Written by Marty Seldman, Ph.D.
This article may be useful to a wider audience but it is mainly intended for those of you who are idealistic, generous, and trusting.
You can already guess, based on the title and first sentence, that my main focus here will be on the more cynical/realistic aspects of human nature.
Before we go there I want to also acknowledge the reality of the uplifting, aspirational elements of our being.
LOVE – Many of us would say it’s the most powerful force in our lives and the source of joy and meaning. In 1874 Henry Drummond wrote a short book on love, titled, “The Greatest Thing in the World” and it sold 12 million copies.
SACRIFICE – Love of other people, their country or a cause often leads people to sacrifice their self-interest and even sometimes their lives (as we can see in Ukraine).
GENEROSITY – I was fortunate to grow up in Brooklyn, NY in the 1940’s and 50’s with all four grandparents living on the same street. Maybe it was because they were so grateful to have survived and escaped brutal conditions in Eastern Europe and Russia, but they were routinely generous to family, neighbors, and even strangers. Research on altruism has revealed that proportionally the poorest people are often the most generous.
Every day, most of us adhere to our moral code and keep our commitments, ignoring competing impulses that would conflict with our values.
So why explore the power of self-interest?
In my coaching practice or seminars I introduce this topic by asking a question:
“If you had a choice would you rather work with someone you trust whose interests’ conflict with yours or someone you don’t trust whose interests converge with yours?”
This is not a trick question. I don’t think there is a “right” answer, but it is very rare for people to pick “someone I don’t trust”. Many times people answer “TRUST” before I finish asking the question.
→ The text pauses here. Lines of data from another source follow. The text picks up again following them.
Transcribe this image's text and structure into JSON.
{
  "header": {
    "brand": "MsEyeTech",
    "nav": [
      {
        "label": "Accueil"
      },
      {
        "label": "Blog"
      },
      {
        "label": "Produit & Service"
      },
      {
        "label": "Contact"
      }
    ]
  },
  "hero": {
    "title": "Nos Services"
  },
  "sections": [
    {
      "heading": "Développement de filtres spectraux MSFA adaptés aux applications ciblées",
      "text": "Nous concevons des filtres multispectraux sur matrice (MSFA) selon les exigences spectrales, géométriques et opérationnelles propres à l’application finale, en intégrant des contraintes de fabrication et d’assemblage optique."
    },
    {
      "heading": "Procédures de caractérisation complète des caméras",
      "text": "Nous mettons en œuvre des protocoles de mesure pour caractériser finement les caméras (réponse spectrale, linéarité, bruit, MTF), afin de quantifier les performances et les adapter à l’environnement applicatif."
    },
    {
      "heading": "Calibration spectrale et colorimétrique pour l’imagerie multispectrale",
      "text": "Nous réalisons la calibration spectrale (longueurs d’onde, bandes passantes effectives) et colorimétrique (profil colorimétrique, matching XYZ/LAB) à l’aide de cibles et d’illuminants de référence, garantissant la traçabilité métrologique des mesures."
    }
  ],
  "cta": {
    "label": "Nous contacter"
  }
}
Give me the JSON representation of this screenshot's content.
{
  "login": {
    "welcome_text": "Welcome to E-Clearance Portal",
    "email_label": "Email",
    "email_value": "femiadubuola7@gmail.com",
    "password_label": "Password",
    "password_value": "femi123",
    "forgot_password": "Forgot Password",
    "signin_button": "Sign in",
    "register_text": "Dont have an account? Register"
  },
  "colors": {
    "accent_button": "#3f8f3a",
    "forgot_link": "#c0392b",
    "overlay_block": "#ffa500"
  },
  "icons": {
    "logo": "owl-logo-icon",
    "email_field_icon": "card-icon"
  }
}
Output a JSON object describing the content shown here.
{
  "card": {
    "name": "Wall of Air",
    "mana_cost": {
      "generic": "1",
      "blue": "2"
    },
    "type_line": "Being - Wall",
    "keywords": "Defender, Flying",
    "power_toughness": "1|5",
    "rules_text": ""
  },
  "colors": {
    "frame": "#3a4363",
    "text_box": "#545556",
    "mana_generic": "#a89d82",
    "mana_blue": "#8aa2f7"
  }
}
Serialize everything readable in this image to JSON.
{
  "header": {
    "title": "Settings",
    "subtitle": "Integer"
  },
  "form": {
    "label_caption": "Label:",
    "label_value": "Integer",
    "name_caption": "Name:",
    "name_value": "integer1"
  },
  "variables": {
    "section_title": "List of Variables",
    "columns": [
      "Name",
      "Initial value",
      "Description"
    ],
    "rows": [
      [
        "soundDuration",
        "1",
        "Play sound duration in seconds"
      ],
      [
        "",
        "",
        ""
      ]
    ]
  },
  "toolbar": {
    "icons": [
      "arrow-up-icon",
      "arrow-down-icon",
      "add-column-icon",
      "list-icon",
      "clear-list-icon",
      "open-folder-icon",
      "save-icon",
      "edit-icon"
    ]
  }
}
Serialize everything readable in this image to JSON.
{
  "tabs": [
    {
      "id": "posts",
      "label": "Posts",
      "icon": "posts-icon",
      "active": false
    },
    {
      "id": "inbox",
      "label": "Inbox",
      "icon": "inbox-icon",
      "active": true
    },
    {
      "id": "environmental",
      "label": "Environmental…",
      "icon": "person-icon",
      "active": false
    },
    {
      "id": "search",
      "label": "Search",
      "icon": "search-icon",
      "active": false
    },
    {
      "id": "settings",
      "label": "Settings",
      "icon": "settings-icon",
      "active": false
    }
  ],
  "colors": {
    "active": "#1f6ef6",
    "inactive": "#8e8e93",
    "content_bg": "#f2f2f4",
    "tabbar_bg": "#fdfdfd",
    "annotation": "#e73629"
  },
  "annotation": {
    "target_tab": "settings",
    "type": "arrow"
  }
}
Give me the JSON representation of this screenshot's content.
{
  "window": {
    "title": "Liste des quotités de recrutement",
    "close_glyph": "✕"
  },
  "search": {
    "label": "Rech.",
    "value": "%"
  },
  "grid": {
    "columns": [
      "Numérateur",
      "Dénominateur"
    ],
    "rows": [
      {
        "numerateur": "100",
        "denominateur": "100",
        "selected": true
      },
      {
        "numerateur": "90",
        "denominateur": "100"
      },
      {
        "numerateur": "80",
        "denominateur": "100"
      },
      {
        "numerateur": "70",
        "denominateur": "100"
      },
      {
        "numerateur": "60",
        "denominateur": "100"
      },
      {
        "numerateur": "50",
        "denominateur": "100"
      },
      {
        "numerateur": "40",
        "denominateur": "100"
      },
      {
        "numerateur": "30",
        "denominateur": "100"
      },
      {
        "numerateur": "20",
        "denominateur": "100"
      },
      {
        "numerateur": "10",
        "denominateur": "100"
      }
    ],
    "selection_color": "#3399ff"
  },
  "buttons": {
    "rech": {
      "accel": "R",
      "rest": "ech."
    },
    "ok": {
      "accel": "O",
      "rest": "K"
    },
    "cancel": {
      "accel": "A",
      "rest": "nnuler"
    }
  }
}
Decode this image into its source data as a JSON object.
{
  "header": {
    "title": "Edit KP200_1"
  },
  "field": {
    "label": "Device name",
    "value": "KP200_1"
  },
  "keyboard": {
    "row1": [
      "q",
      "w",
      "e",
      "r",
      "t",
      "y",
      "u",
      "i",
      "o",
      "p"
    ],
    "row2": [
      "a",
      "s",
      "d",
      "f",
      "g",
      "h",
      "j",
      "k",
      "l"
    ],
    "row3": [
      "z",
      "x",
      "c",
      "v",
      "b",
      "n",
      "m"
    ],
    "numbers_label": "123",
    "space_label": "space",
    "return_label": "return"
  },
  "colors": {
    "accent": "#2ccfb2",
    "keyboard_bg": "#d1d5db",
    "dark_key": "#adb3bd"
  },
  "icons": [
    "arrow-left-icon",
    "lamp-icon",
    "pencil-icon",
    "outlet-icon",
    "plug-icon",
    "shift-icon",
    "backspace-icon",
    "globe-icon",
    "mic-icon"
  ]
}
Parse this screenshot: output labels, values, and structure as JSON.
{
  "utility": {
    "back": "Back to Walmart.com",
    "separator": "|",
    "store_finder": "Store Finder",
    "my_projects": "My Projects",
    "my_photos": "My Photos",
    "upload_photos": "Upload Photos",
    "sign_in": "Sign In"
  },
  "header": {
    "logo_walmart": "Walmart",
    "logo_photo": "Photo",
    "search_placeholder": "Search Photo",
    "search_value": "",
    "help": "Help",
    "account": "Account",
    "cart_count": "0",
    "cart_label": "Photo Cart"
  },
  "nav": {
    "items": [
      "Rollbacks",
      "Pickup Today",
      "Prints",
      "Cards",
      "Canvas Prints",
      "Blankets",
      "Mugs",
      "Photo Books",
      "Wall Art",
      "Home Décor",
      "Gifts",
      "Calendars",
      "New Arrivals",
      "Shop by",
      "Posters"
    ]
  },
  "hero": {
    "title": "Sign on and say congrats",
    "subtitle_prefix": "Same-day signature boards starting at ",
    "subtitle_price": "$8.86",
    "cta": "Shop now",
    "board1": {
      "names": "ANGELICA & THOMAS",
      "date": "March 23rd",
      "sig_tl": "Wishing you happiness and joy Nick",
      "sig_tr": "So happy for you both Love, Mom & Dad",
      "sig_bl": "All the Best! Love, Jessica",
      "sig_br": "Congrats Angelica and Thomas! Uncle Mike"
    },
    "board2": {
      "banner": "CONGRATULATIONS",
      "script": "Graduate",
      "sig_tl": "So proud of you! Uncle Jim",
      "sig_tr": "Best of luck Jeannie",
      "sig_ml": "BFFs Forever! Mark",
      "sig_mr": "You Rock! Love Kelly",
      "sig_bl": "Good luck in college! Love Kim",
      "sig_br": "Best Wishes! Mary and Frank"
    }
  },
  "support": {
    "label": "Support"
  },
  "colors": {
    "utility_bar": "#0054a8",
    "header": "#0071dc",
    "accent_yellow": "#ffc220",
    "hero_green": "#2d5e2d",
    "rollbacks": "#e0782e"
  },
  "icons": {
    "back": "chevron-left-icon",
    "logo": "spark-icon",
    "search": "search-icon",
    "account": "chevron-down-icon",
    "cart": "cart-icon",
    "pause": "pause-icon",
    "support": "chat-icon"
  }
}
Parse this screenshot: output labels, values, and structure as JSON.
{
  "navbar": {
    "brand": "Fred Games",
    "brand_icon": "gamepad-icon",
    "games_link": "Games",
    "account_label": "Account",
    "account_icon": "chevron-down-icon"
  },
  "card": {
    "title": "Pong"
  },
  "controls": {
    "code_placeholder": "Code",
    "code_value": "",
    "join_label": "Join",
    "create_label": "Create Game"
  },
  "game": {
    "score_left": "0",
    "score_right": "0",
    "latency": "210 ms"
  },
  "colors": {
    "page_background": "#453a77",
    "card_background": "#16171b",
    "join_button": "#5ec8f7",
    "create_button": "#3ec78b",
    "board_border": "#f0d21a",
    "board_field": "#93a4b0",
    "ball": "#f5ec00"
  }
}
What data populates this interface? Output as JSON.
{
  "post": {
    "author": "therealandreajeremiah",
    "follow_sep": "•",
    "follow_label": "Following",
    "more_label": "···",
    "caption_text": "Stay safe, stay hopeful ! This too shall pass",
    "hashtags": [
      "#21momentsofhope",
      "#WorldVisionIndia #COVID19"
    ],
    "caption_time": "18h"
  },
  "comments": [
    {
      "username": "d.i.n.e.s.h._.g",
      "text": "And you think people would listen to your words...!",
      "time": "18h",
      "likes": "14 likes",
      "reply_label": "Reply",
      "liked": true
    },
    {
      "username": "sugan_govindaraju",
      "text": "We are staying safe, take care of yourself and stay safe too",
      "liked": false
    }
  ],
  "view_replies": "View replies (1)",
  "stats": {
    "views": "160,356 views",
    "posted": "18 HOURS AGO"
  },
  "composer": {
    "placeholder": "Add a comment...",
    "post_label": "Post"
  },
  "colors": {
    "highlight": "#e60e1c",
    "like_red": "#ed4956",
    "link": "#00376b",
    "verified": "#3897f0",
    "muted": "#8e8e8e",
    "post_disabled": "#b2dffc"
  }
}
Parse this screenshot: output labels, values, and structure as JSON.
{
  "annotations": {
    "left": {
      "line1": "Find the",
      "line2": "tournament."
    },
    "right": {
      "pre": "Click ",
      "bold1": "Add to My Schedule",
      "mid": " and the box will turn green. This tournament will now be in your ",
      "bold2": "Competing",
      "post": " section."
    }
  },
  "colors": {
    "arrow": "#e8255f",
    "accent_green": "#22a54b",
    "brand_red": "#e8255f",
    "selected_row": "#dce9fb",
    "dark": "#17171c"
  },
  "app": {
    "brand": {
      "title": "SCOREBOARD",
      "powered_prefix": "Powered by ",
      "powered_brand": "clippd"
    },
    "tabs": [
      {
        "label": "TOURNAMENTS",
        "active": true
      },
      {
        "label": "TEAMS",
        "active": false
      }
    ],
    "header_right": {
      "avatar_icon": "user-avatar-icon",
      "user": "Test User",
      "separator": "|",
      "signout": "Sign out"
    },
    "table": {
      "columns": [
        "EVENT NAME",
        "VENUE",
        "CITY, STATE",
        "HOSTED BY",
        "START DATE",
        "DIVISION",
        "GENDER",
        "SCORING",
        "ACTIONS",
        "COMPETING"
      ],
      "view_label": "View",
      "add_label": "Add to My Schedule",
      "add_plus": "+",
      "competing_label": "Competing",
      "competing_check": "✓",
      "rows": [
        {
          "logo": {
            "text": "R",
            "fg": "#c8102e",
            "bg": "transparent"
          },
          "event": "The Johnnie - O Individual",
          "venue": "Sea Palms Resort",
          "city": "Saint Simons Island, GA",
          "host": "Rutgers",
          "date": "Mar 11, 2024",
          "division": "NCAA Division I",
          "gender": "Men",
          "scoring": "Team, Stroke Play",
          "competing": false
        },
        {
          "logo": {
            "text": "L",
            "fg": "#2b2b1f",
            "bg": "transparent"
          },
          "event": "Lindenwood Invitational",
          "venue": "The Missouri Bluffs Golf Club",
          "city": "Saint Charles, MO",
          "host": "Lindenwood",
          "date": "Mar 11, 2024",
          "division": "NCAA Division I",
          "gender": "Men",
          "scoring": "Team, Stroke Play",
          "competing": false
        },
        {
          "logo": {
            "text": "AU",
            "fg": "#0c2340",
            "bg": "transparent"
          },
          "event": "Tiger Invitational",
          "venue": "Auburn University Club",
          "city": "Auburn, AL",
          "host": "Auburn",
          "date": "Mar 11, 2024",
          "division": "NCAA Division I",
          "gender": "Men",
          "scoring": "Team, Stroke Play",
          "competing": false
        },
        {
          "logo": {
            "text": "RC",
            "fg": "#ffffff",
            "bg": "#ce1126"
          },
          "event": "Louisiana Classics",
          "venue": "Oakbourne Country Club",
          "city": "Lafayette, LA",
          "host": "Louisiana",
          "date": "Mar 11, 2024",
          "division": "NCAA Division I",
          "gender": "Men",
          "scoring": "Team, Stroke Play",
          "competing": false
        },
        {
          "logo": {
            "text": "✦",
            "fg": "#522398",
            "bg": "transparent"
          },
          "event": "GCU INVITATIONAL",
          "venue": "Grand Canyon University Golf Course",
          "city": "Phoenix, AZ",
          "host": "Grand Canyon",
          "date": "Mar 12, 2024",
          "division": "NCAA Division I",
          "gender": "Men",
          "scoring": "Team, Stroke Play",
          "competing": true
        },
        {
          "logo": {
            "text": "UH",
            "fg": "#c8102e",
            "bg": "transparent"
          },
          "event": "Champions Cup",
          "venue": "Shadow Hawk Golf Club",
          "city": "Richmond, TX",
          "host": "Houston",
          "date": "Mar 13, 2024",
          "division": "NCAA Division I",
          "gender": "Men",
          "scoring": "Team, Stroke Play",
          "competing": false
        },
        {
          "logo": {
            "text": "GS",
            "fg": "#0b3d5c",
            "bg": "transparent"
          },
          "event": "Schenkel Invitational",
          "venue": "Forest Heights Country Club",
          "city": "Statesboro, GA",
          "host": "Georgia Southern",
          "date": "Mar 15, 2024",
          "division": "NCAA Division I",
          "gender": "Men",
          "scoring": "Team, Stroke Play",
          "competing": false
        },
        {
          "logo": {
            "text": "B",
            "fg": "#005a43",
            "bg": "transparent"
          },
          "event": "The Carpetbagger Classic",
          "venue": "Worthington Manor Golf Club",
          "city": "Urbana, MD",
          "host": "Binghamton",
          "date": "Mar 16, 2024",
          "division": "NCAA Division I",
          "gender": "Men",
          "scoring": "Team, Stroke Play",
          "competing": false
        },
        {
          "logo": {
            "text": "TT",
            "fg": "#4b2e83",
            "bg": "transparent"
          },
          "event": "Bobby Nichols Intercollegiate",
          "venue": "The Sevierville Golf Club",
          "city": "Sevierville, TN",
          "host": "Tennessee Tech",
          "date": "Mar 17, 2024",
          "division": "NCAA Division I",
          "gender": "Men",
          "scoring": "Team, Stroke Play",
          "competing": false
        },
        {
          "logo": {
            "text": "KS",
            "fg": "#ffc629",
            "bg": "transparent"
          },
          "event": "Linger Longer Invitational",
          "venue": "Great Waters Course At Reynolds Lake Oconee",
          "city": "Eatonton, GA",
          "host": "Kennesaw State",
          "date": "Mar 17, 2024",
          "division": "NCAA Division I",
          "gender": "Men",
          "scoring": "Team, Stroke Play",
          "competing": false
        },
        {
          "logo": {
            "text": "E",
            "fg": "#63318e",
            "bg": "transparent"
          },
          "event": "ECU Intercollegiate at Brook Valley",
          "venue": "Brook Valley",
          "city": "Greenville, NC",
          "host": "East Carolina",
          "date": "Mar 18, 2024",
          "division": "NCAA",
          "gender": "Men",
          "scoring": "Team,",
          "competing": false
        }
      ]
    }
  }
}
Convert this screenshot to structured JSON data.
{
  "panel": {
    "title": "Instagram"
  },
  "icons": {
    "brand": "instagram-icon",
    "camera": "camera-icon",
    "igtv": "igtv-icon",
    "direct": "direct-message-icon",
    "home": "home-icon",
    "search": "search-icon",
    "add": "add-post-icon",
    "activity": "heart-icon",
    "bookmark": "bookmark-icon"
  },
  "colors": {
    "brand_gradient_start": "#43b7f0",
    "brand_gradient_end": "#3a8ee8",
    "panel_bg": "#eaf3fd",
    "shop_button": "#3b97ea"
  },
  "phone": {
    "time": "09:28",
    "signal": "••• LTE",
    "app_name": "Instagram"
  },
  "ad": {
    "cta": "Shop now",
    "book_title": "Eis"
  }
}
My goal is actually just to get someone to pause and consider the impact of diverging personal interests.
The rationale is the following:
A very rich source of data on the intersection of love, trust and self-interest is research on lottery winners and beneficiaries of estates.
Studies on the lives of large sum lottery winners reveal that within a few years of their amazing “luck” over 50% experience divorce, family conflicts, estrangement, bankruptcy, and sometimes episodes of violence.
Why? Let’s start with an initial decision if you are married and live in a state with community property laws. Do you keep your winnings in a personal account, outside of the marital trust, or comingle funds (now community property)? If you decide to keep it separate I wouldn’t look forward to that conversation with your spouse.
Needs, want and dreams – Everyone in your family and all of your friends and acquaintances have real needs and/or hidden desires.
These all become activated when you receive that “pot of gold.” Imagine the number of requests (repeated), and even demands that will be coming your way; and the reactions if and when you say no.
So the evidence points to frequent unresolved conflicts and estrangement. This happens between people who up until this event professed love and loyalty to each other. In fact, if you had asked one of these folks before the lottery, “Is there anything that could come between you and your sister” many would say NO; they admit they never would have predicted what happened.
If you asked estate attorneys about their experiences reading wills and estate plans to beneficiaries (pre-covid when everyone was in the room), they will describe kicking, screaming, threats, and even biting. Recent studies show over 45% of families report serious conflicts, leading to disengagement, over the proceeds of an estate. As compared to lottery winnings sometimes these disputes are over much smaller amounts of money or just a few possessions. Again, if you asked these families, prior to the estate proceedings, could anything ever disrupt or destroy your relationship with a specific sibling or relative or even parent, many would have said “No, Never.”